Après l’échec du mouvement, Alerini, qui était parvenu à s’échapper, passa en Espagne à Barcelone où il retrouva notamment Paul Brousse et Camille Camet. En 1872 sur le point de se rendre à La Haye, il était allé à Vitoria remettre à Anselmo Lorenzo une lettre de Bakounine. Il fut en France condamné à mort par contumace, le 24 janvier 1872 et seragracié sept ans plus tard, le 17 mai 1879. En attendant, il poursuivit son action militante.

Vers décembre 1871, il fut initié au groupe secret constitué par certains membres appartenant à l’Internationale, l’Alliance de la Démocratie socialiste (AIDS), créée par Bakounine au printemps 1870 et fut en 1872 l’un des signataires de la brochure « Cuestion de la Alianza » parue à Barcelone. Il collaborait à cette époque au journal La Solidaridad.
Tant sur le plan espagnol que sur le plan français, Alerini fut mêlé à la vie de l’Internationale « anti-autoritaire » qui combattit l’Internationale « marxiste » après le Congrès de la Haye. J. Guillaume, qui l’appréciait, parle de son « coeur chaud », de sa « droiture… de sa vaillance simple et sans phrases ».

À La Haye lors du congrès de l’Internationale tenu du 2 au 9 septembre 1872 et dans lequel fut acté la rupture entre marxistes et anarchistes, il avait été au nombre des délégués de la Fédération régionale espagnole et avait signé la déclaration de la minorité bakouniniste. À l’issue du congrès, le 15 septembre 1872, il assista à la réunion « antiautoritaire » internationale tenue à Saint-Imier et dont il fut un des trois secrétaires. Le Conseil général « marxiste » l’exclut le 30 mai 1873.

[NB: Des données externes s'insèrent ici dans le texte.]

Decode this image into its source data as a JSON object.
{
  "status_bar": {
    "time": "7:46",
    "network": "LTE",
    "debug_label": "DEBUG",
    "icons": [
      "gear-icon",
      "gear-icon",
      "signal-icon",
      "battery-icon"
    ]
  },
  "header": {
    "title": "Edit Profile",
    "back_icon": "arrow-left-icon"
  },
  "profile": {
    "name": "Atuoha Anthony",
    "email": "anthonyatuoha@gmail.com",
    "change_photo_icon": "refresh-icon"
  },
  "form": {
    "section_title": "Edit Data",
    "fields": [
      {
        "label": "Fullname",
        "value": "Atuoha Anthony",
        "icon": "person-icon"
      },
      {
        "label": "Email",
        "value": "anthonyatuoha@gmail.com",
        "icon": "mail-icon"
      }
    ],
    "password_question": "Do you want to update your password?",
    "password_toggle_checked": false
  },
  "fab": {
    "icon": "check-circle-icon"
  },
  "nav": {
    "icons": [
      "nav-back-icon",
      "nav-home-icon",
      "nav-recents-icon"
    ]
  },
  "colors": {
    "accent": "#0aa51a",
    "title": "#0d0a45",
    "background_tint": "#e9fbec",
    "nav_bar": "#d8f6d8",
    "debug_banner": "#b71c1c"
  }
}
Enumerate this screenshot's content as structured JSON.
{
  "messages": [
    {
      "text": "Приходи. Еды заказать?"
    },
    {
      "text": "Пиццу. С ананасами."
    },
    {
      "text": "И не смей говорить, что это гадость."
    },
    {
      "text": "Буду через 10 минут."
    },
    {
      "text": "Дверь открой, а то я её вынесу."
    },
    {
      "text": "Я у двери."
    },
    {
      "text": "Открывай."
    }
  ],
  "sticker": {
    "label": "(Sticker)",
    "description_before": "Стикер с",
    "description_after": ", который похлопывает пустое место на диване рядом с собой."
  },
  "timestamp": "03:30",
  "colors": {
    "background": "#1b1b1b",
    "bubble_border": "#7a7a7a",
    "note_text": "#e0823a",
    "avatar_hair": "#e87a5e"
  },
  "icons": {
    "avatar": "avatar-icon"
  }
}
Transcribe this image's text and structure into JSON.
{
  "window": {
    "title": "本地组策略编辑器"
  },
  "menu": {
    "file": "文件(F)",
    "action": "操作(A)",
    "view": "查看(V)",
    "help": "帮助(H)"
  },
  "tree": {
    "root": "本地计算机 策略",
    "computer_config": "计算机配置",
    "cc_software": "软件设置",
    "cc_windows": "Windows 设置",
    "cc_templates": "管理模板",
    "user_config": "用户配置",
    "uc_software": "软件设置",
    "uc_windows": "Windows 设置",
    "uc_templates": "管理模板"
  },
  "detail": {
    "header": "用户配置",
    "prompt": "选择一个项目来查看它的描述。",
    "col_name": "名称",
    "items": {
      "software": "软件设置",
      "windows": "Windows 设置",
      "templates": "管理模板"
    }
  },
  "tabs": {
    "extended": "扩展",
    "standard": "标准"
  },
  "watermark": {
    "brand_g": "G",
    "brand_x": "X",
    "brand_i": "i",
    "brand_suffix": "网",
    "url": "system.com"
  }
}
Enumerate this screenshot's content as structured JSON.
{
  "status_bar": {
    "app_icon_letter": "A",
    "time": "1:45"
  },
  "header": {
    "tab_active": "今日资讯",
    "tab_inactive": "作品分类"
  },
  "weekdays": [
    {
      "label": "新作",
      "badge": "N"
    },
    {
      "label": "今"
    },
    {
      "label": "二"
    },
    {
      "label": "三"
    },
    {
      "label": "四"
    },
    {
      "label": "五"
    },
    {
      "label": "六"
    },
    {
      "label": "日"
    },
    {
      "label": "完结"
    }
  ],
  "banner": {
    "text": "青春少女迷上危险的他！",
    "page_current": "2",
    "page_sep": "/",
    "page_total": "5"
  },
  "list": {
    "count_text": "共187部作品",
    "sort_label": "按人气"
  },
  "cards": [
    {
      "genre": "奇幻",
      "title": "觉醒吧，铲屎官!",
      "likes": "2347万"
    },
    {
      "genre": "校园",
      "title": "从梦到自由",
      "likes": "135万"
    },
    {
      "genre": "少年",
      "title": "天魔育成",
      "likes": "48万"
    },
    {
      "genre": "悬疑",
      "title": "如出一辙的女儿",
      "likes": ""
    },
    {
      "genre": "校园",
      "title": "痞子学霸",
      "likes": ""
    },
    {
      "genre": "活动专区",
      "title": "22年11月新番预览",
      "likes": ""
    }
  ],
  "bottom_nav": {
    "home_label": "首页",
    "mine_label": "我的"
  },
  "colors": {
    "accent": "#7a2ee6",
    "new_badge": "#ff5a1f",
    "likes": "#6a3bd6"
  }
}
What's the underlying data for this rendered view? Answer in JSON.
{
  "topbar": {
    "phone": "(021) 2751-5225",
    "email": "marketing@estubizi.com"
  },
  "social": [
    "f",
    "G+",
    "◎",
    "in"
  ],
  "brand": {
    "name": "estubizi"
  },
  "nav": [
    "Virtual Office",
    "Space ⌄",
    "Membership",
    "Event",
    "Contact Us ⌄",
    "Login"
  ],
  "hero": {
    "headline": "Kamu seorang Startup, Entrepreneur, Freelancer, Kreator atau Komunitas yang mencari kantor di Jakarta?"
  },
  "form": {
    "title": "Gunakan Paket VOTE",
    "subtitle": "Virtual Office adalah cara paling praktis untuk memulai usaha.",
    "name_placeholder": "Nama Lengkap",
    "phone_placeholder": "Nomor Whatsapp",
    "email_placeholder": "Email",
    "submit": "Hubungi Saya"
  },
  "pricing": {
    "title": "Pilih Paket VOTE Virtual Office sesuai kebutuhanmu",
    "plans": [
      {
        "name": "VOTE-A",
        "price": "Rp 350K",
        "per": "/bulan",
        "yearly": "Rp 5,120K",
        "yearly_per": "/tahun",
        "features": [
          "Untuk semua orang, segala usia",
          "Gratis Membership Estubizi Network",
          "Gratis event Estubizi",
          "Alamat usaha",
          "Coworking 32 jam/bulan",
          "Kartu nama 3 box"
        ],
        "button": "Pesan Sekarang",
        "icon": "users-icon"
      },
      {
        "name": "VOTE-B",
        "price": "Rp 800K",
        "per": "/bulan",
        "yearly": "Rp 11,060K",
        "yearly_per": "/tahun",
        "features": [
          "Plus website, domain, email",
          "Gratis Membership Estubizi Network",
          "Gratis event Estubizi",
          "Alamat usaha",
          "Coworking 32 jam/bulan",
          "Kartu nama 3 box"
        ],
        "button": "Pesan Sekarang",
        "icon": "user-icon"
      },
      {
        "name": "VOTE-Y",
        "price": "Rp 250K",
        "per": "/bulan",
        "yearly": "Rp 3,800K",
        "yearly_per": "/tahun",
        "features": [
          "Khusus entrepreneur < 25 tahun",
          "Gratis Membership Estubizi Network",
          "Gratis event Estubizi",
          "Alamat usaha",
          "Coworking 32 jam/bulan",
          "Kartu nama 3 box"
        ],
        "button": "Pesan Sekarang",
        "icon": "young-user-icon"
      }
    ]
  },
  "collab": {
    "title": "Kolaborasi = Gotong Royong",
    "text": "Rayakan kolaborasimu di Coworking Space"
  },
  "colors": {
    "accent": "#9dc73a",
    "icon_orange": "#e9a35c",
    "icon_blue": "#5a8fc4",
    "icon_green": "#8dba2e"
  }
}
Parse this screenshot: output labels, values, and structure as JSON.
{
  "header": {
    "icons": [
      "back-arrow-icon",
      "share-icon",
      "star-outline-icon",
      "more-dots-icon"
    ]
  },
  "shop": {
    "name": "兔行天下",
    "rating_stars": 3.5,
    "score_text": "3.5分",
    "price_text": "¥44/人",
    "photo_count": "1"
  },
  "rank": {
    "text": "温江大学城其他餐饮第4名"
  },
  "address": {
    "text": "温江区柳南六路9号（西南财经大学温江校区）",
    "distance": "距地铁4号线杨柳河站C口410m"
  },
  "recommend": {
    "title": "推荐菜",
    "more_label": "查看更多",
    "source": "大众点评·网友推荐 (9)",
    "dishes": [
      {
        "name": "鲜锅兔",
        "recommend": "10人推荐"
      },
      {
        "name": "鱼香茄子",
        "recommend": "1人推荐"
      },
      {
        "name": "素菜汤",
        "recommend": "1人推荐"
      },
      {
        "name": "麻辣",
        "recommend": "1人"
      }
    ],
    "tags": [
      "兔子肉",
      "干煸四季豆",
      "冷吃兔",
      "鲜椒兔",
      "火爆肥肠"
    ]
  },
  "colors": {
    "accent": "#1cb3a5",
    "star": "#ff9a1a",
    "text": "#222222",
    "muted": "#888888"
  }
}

Au printemps de 1873, avec Paul Brousse et en s’adjoignant Camille Camet venu de Zürich, il constitua un « Comité de propagande révolutionnaire socialiste de la France méridionale ». Tous les trois exposèrent leur programme dans une circulaire autographiée — « nous nous placerons sur le terrain de l’an-archie » — et publièrent un journal de langue française : « La Solidarité révolutionnaire » (Barcelone, dix numéros du 10 juin-1er septembre 1873), afin de préparer en France un mouvement insurrectionnel. Mais Brousse se fixa en Suisse, Camet rentra en France et le journal cessa de paraître (J. Guillaume, “L’Internationale”).

Au congrès de Genève, 1-6 septembre 1873 (6e congrès de l’Internationale « antiautoritaire ») Alerini fut, avec Brousse, un des cinq délégués de la Fédération régionale espagnole ; il représenta également la section de langue française de Barcelone et, avec Pindy, Montels et Perrare, plusieurs sections françaises illégales. Avec Farga Pellicer, Vinas, Pindy et Brousse il en profitait pour aller à Berne rencontrer Bakounine.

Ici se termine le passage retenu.